Riccati observer design for homography decomposition. In proceedings of European Control Conference (ECC'20), pp. 1306-1311, 2020.


Abstract: The paper addresses the challenging problem of image-based dynamic control of Autonomous Underwater Vehicles observing a (near) vertical planar target, without measuring the linear velocity. The proposed control approach exploits a minimum sensor suite consisting of a camera looking forward to provide images from which the homography matrix is extracted and an IMU providing angular velocity and gravity direction measurements. The dynamics of the AUV are exploited in a hierarchical  control scheme with inner-outer control loop architecture. Rigourous stability analysis is established. The performance of the proposed approach is illustrated via simulation results conducted on a realistic AUV model.
 

L.-H. Nguyen, M.-D. Hua, T. Hamel (2019). A nonlinear control approach for trajectory tracking of slender-body axisymmetric underactuated underwater vehicles. In proceedings of European Control Conference (ECC'19), pp. 4053-4060, 2019, Invited Paper.

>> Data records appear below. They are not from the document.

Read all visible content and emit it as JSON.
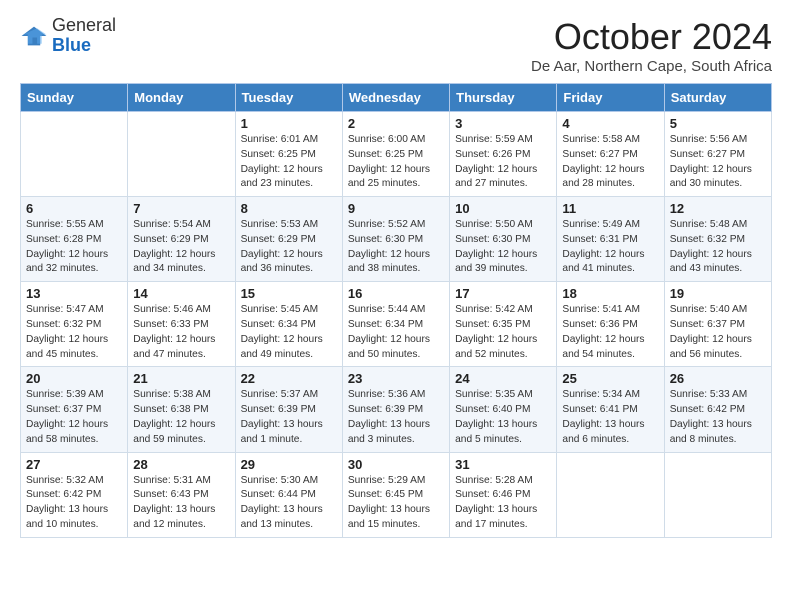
{
  "logo": {
    "general": "General",
    "blue": "Blue"
  },
  "title": "October 2024",
  "subtitle": "De Aar, Northern Cape, South Africa",
  "days_of_week": [
    "Sunday",
    "Monday",
    "Tuesday",
    "Wednesday",
    "Thursday",
    "Friday",
    "Saturday"
  ],
  "weeks": [
    [
      {
        "day": "",
        "content": ""
      },
      {
        "day": "",
        "content": ""
      },
      {
        "day": "1",
        "content": "Sunrise: 6:01 AM\nSunset: 6:25 PM\nDaylight: 12 hours and 23 minutes."
      },
      {
        "day": "2",
        "content": "Sunrise: 6:00 AM\nSunset: 6:25 PM\nDaylight: 12 hours and 25 minutes."
      },
      {
        "day": "3",
        "content": "Sunrise: 5:59 AM\nSunset: 6:26 PM\nDaylight: 12 hours and 27 minutes."
      },
      {
        "day": "4",
        "content": "Sunrise: 5:58 AM\nSunset: 6:27 PM\nDaylight: 12 hours and 28 minutes."
      },
      {
        "day": "5",
        "content": "Sunrise: 5:56 AM\nSunset: 6:27 PM\nDaylight: 12 hours and 30 minutes."
      }
    ],
    [
      {
        "day": "6",
        "content": "Sunrise: 5:55 AM\nSunset: 6:28 PM\nDaylight: 12 hours and 32 minutes."
      },
      {
        "day": "7",
        "content": "Sunrise: 5:54 AM\nSunset: 6:29 PM\nDaylight: 12 hours and 34 minutes."
      },
      {
        "day": "8",
        "content": "Sunrise: 5:53 AM\nSunset: 6:29 PM\nDaylight: 12 hours and 36 minutes."
      },
      {
        "day": "9",
        "content": "Sunrise: 5:52 AM\nSunset: 6:30 PM\nDaylight: 12 hours and 38 minutes."
      },
      {
        "day": "10",
        "content": "Sunrise: 5:50 AM\nSunset: 6:30 PM\nDaylight: 12 hours and 39 minutes."
      },
      {
        "day": "11",
        "content": "Sunrise: 5:49 AM\nSunset: 6:31 PM\nDaylight: 12 hours and 41 minutes."
      },
      {
        "day": "12",
        "content": "Sunrise: 5:48 AM\nSunset: 6:32 PM\nDaylight: 12 hours and 43 minutes."
      }
    ],
    [
      {
        "day": "13",
        "content": "Sunrise: 5:47 AM\nSunset: 6:32 PM\nDaylight: 12 hours and 45 minutes."
      },
      {
        "day": "14",
        "content": "Sunrise: 5:46 AM\nSunset: 6:33 PM\nDaylight: 12 hours and 47 minutes."
      },
      {
        "day": "15",
        "content": "Sunrise: 5:45 AM\nSunset: 6:34 PM\nDaylight: 12 hours and 49 minutes."
      },
      {
        "day": "16",
        "content": "Sunrise: 5:44 AM\nSunset: 6:34 PM\nDaylight: 12 hours and 50 minutes."
      },
      {
        "day": "17",
        "content": "Sunrise: 5:42 AM\nSunset: 6:35 PM\nDaylight: 12 hours and 52 minutes."
      },
      {
        "day": "18",
        "content": "Sunrise: 5:41 AM\nSunset: 6:36 PM\nDaylight: 12 hours and 54 minutes."
      },
      {
        "day": "19",
        "content": "Sunrise: 5:40 AM\nSunset: 6:37 PM\nDaylight: 12 hours and 56 minutes."
      }
    ],
    [
      {
        "day": "20",
        "content": "Sunrise: 5:39 AM\nSunset: 6:37 PM\nDaylight: 12 hours and 58 minutes."
      },
      {
        "day": "21",
        "content": "Sunrise: 5:38 AM\nSunset: 6:38 PM\nDaylight: 12 hours and 59 minutes."
      },
      {
        "day": "22",
        "content": "Sunrise: 5:37 AM\nSunset: 6:39 PM\nDaylight: 13 hours and 1 minute."
      },
      {
        "day": "23",
        "content": "Sunrise: 5:36 AM\nSunset: 6:39 PM\nDaylight: 13 hours and 3 minutes."
      },
      {
        "day": "24",
        "content": "Sunrise: 5:35 AM\nSunset: 6:40 PM\nDaylight: 13 hours and 5 minutes."
      },
      {
        "day": "25",
        "content": "Sunrise: 5:34 AM\nSunset: 6:41 PM\nDaylight: 13 hours and 6 minutes."
      },
      {
        "day": "26",
        "content": "Sunrise: 5:33 AM\nSunset: 6:42 PM\nDaylight: 13 hours and 8 minutes."
      }
    ],
    [
      {
        "day": "27",
        "content": "Sunrise: 5:32 AM\nSunset: 6:42 PM\nDaylight: 13 hours and 10 minutes."
      },
      {
        "day": "28",
        "content": "Sunrise: 5:31 AM\nSunset: 6:43 PM\nDaylight: 13 hours and 12 minutes."
      },
      {
        "day": "29",
        "content": "Sunrise: 5:30 AM\nSunset: 6:44 PM\nDaylight: 13 hours and 13 minutes."
      },
      {
        "day": "30",
        "content": "Sunrise: 5:29 AM\nSunset: 6:45 PM\nDaylight: 13 hours and 15 minutes."
      },
      {
        "day": "31",
        "content": "Sunrise: 5:28 AM\nSunset: 6:46 PM\nDaylight: 13 hours and 17 minutes."
      },
      {
        "day": "",
        "content": ""
      },
      {
        "day": "",
        "content": ""
      }
    ]
  ]
}
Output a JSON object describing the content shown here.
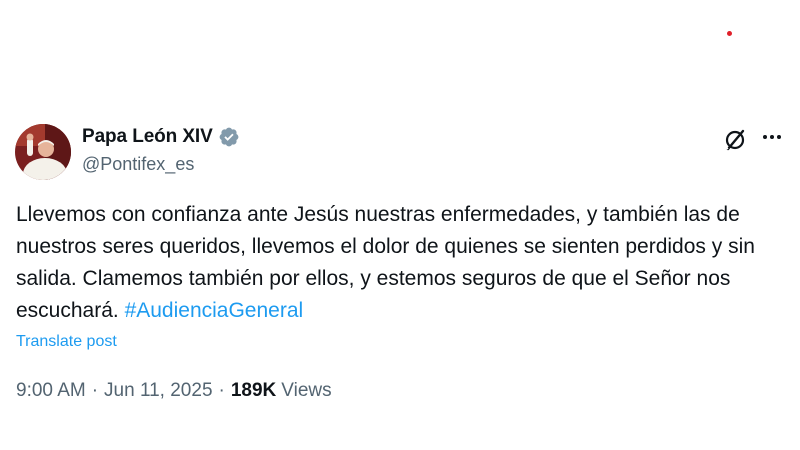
{
  "author": {
    "display_name": "Papa León XIV",
    "handle": "@Pontifex_es",
    "verified": true
  },
  "tweet": {
    "text_main": "Llevemos con confianza ante Jesús nuestras enfermedades, y también las de nuestros seres queridos, llevemos el dolor de quienes se sienten perdidos y sin salida. Clamemos también por ellos, y estemos seguros de que el Señor nos escuchará. ",
    "hashtag": "#AudienciaGeneral",
    "translate_label": "Translate post",
    "time": "9:00 AM",
    "date": "Jun 11, 2025",
    "separator": "·",
    "views_count": "189K",
    "views_label": "Views"
  },
  "icons": {
    "verified": "verified-badge-icon",
    "grok": "grok-icon",
    "more": "more-icon"
  },
  "colors": {
    "link": "#1d9bf0",
    "text_primary": "#0f1419",
    "text_secondary": "#536471",
    "verified_badge": "#829aab",
    "notification_dot": "#e0202a"
  }
}
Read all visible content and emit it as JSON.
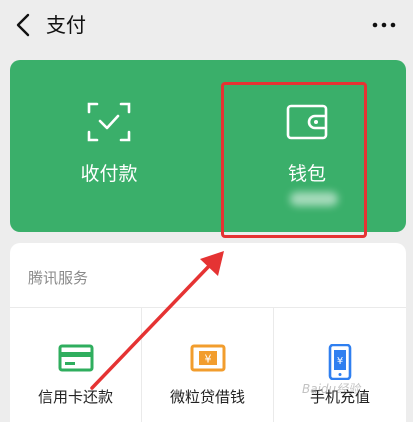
{
  "header": {
    "title": "支付"
  },
  "pay_card": {
    "receive_pay_label": "收付款",
    "wallet_label": "钱包"
  },
  "services": {
    "section_title": "腾讯服务",
    "items": [
      {
        "label": "信用卡还款",
        "icon": "credit-card-icon"
      },
      {
        "label": "微粒贷借钱",
        "icon": "loan-icon"
      },
      {
        "label": "手机充值",
        "icon": "phone-topup-icon"
      }
    ]
  },
  "annotation": {
    "watermark": "Baidu经验"
  },
  "colors": {
    "green": "#3aaf6a",
    "annotation_red": "#e53333",
    "card_green_icon": "#2fae5e",
    "loan_orange": "#f29d2d",
    "phone_blue": "#2f7ff0"
  }
}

Abstract: This paper develops a novel nonlinear control approach for slender-body underactuated underwater vehicles with a body shape symmetric with respect to the longitudinal axis. Compared to aerial vehicles, added-mass effects are much more preponderant and complex for underwater vehicles, especially for slender bodies. By considering an axisymmetric body, these added-mass effects along with dissipative hydrodynamic force are carefully taken into account via various adaptations and decompositions, resulting in a modified “apparent” force independent of the vehicle’s orientation and subsequently a nonlinear system with a triangular control structure. The proposed controller is then complemented with an integral correction term so as to enhance its robustness with respect to model uncertainties and external disturbances. Comparative simulation results conducted on a realistic model of a quasi axisymmetric underwater vehicle illustrate the performance and robustness of the proposed control approach.